I rolled over and looked out the window just in time to see people throwing pies in the faces of a few members of Team Boston. Over the past few days, we had been doing a team fundraiser. Once a certain amount was raised, a few of us had to go ask a stranger to throw a pie in our face. I was so relieved other people had volunteered for this as the pie’s sticky cool whip and guts slid across their faces and down their shirts. It was so funny though and we were so glad we had raised the amount we had! We were getting close to raising two-hundred thousand dollars as a team, for the Ulman Foundation!

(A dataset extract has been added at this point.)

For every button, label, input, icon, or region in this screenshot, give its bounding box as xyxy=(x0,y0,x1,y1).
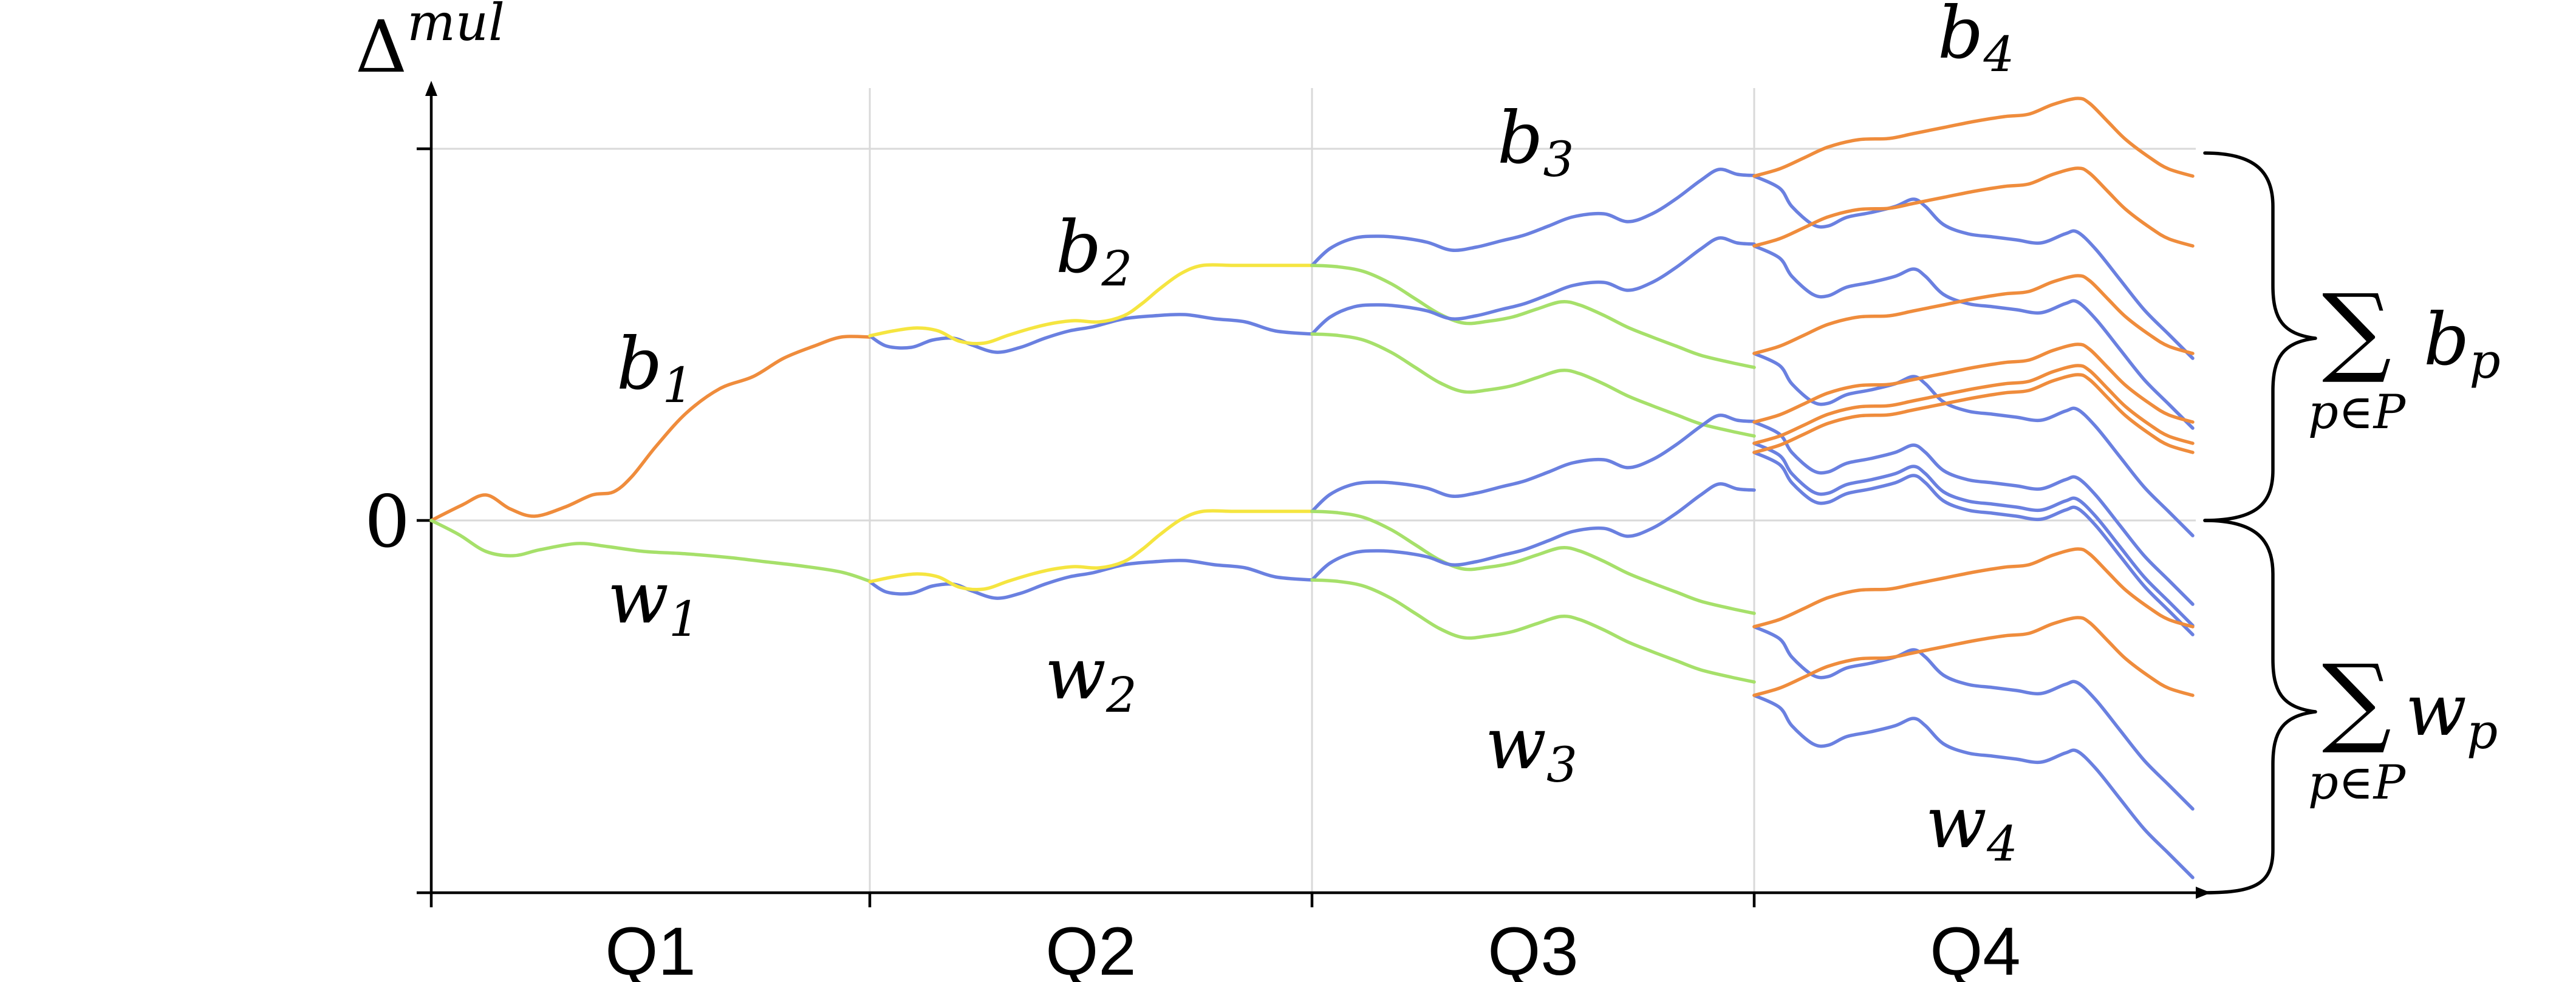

For the next few hours, I would relax with the team and eat a small snack. I stretched and rolled out my muscles and then went over to the Case Western Athletic Complex with Tyler S. Here, Team Boston came to support us as Tyler paced me for a mile time trial. We were so appreciative of this it would have been so much more difficult without their constant yelling and cheering! I found it exhausting and later went out to eat with Tyler for dinner.
For a full recap on this portion of Project:Return, another blog post will be released soon.
After dinner with Tyler, I did some laundry and went to bed early. I was beyond exhausted and could have passed out even before running the time trial with Tyler. We had done so much today, and the rest day felt more exhausting than the last few running days where we had lower mileage through Michigan and Ohio. Psychologically, there was also a lot to comprehend today. Much of what I wrote reflecting on the time spent visiting the UH Seidman Cancer Center and with Scotty took days to comprehend. Before going to sleep, even if I was still processing everything, I knew it was a special day.